Technical information
- ERP: 10 watts
- HAAT: 10 metres

= CHRG-FM =

First Nations community radio station in Gesgapegiag, Quebec

CHRG-FM is a First Nations community radio station that broadcasts at 101.7 FM in Gesgapegiag, Quebec, Canada.

The station is owned by Douglas Martin.

==History==
On June 22, 1987, Douglas Martin received an approval by the CRTC to operate a new Micmac, English and French-language FM radio station at Maria (Reserve) on the frequency 93.1 MHz with an effective radiated power of 1 watt.

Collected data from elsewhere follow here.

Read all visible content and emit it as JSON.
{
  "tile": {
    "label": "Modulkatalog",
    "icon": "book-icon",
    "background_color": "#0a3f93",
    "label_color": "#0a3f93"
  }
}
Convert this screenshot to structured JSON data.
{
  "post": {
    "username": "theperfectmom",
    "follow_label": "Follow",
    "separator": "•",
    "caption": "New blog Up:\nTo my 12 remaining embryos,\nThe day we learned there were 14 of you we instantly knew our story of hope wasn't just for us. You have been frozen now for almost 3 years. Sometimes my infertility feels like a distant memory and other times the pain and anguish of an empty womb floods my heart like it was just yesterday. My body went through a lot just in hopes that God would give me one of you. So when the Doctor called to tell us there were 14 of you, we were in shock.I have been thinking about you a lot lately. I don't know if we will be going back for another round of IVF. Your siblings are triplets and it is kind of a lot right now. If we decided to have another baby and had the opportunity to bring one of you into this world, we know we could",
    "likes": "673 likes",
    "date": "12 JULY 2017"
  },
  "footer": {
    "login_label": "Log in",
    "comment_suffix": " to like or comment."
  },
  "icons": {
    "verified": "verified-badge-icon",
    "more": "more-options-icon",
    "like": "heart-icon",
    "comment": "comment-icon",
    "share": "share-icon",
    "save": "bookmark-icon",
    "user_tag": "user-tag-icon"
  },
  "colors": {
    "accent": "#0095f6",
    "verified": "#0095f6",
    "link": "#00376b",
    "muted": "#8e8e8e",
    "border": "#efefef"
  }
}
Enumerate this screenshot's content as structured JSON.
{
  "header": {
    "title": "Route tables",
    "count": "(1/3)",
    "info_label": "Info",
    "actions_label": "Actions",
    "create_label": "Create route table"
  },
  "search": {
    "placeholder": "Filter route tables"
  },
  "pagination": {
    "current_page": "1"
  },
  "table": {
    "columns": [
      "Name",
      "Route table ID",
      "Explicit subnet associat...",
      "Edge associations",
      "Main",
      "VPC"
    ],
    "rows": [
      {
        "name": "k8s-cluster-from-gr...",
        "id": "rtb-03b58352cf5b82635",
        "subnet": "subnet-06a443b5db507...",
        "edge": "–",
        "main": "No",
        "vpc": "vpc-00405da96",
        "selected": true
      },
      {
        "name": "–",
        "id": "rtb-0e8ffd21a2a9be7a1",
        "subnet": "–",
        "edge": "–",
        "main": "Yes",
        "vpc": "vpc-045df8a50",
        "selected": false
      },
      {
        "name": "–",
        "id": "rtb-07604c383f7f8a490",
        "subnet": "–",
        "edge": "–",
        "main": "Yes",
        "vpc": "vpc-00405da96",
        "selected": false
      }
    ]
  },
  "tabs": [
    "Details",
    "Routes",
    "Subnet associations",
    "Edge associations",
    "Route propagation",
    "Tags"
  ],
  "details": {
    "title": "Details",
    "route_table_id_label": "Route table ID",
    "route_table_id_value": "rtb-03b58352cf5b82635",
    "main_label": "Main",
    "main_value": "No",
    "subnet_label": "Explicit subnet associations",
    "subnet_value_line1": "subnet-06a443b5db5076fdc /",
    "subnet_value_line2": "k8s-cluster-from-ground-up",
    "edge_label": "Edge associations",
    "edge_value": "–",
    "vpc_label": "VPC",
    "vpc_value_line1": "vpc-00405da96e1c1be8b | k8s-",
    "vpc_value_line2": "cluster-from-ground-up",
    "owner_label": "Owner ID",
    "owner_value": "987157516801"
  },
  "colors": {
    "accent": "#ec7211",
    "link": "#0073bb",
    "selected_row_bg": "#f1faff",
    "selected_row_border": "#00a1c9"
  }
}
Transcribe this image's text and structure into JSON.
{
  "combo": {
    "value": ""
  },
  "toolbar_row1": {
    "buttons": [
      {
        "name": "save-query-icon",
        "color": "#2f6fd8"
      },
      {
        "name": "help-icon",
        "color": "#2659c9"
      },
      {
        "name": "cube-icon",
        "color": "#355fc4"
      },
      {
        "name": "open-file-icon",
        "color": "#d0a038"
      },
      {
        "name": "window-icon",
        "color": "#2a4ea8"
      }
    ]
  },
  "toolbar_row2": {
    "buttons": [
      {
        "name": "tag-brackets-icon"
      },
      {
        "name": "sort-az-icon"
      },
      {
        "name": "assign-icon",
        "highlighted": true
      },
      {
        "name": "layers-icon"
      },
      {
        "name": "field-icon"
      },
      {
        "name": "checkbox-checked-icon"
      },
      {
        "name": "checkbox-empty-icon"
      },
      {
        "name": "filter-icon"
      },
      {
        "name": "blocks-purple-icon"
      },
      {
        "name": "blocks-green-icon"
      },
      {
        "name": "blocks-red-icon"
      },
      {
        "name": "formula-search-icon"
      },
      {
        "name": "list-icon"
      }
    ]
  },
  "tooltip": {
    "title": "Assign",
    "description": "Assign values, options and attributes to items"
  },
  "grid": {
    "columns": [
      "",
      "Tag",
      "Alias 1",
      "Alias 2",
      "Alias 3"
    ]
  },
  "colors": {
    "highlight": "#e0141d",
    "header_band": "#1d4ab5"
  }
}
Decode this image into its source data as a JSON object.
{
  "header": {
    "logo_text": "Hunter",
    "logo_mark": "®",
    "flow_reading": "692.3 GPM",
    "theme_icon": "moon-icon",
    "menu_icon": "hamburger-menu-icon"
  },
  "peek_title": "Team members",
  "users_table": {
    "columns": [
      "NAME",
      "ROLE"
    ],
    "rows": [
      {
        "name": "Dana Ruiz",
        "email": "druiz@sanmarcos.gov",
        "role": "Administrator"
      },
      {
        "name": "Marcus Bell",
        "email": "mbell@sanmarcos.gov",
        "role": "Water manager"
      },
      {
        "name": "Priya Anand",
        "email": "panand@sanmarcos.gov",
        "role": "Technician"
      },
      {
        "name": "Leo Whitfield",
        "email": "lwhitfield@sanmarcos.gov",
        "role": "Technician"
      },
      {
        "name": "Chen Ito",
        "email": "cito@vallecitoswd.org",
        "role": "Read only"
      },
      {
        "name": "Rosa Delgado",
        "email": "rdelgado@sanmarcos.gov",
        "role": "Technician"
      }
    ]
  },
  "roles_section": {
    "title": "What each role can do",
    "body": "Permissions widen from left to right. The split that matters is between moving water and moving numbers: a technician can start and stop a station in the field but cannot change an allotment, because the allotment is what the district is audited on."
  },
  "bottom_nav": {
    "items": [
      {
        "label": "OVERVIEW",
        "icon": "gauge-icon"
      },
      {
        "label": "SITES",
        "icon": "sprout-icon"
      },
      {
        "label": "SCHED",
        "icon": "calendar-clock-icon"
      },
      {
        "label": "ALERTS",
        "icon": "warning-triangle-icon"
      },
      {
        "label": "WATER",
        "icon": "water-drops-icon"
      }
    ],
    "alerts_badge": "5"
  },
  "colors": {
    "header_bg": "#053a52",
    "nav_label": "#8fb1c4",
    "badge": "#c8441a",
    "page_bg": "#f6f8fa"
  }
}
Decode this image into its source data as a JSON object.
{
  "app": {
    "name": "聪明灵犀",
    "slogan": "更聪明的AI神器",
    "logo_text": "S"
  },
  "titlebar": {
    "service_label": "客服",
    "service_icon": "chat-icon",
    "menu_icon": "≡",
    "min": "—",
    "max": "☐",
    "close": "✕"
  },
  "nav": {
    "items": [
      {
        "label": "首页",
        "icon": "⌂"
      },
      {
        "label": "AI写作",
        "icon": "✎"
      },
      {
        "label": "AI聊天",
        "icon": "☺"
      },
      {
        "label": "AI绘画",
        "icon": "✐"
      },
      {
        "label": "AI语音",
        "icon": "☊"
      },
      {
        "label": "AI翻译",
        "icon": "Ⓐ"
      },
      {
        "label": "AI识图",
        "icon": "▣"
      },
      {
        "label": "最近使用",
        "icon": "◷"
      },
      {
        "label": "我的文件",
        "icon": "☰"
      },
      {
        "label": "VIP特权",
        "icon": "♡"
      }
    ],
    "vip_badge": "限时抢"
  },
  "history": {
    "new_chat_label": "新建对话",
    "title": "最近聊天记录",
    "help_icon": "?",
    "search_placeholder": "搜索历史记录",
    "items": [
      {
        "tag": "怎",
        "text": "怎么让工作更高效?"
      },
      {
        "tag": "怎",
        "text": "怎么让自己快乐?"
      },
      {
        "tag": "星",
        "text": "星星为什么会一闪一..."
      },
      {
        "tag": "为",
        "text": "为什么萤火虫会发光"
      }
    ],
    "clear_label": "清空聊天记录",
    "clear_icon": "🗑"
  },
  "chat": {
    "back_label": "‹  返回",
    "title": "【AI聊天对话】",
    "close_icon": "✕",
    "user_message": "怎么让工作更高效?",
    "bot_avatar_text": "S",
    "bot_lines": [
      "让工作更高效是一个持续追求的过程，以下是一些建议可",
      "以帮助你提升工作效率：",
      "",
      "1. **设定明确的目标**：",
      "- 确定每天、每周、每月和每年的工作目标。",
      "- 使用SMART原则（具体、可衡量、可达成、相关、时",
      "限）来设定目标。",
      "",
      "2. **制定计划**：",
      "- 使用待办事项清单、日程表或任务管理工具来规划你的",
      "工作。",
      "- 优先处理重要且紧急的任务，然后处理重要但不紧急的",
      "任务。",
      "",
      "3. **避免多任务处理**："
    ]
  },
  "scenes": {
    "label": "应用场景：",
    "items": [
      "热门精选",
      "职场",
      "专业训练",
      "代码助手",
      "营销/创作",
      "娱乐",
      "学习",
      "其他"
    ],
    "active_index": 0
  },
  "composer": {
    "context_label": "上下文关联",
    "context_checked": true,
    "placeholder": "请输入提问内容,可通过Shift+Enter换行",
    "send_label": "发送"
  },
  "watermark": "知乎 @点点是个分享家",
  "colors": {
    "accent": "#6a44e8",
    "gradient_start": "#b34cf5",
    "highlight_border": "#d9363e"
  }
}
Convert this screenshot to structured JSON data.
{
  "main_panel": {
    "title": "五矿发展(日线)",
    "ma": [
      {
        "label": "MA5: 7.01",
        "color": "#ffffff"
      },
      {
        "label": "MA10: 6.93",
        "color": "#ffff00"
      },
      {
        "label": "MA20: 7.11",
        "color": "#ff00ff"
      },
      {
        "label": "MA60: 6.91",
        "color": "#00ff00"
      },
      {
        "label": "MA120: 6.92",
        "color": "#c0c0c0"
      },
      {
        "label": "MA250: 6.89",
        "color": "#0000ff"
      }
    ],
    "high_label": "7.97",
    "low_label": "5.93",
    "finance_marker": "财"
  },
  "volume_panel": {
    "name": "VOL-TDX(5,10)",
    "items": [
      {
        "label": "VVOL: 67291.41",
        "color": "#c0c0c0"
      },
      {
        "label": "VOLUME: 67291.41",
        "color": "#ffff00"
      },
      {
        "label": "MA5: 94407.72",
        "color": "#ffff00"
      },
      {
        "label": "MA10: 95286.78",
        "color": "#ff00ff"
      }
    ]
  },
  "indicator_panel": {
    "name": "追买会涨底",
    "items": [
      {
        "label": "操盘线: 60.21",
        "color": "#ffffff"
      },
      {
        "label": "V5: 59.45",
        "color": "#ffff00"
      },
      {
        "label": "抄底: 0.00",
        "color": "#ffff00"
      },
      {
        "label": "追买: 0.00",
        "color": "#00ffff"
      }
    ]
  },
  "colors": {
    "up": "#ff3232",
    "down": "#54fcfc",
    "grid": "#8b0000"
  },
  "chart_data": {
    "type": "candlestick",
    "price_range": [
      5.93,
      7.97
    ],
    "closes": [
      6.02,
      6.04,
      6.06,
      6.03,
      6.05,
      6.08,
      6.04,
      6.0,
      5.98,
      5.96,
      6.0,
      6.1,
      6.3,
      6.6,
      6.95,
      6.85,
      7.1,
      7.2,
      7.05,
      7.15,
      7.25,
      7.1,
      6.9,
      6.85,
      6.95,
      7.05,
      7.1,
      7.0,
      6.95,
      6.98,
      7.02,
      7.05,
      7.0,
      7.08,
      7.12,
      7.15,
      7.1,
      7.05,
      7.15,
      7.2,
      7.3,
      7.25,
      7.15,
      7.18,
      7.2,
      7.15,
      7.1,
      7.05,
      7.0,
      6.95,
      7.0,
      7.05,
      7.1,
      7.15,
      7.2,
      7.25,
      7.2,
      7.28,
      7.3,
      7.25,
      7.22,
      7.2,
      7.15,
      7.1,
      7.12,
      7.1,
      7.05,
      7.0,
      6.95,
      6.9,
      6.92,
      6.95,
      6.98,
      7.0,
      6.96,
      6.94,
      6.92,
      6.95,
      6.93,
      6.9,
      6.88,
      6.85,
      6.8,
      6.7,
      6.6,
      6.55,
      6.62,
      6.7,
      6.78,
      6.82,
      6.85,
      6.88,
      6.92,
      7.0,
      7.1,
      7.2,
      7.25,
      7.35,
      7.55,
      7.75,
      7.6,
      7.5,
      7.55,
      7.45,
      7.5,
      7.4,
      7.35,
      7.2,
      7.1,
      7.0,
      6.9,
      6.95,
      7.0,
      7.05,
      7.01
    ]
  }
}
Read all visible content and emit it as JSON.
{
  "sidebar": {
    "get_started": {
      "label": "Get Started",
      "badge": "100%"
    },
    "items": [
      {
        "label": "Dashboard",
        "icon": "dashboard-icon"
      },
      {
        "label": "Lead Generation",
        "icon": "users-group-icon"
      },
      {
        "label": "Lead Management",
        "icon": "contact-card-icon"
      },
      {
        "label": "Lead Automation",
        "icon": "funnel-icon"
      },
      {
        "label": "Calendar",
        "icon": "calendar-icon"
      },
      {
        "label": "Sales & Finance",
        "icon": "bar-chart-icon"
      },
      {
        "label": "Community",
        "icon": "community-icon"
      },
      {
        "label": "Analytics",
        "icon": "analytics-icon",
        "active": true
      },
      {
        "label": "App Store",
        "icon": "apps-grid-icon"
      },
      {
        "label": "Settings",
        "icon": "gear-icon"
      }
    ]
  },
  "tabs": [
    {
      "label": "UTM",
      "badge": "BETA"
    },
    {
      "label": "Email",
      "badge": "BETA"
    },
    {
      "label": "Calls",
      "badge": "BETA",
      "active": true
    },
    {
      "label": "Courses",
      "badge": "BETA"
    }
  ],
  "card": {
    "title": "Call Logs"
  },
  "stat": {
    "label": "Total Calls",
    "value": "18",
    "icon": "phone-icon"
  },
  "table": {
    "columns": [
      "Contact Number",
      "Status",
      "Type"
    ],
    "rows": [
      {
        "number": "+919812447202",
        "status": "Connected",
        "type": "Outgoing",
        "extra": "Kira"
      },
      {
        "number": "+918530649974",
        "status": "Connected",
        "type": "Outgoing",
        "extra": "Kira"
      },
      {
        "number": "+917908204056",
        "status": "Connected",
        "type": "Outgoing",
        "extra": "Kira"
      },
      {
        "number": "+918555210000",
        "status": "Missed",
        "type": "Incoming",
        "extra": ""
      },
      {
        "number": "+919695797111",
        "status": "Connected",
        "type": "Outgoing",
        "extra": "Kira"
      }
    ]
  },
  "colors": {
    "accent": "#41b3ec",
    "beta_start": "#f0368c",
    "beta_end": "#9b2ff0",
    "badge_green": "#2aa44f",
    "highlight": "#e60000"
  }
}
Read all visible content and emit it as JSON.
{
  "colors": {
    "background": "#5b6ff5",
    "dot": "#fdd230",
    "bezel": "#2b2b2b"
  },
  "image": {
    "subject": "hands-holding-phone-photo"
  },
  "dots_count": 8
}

The station signed on in the late 1980s.

On January 17, 1991, the CRTC approved Douglas Martin's application to change CHRG-FM's frequency from 93.1 MHz to 101.7 MHz.

On September 20, 2022, Douglas Martin submitted an application to operate a low-power Indigenous (Type B Native) FM radio station in Gesgapegiag on the frequency of 101.7 MHz (channel 269LP) with an effective radiated power of 50 watts (omnidirectional antenna with an effective height of the antenna above average terrain (EHAAT) of -14.2 metres). This application was approved on May 4, 2023.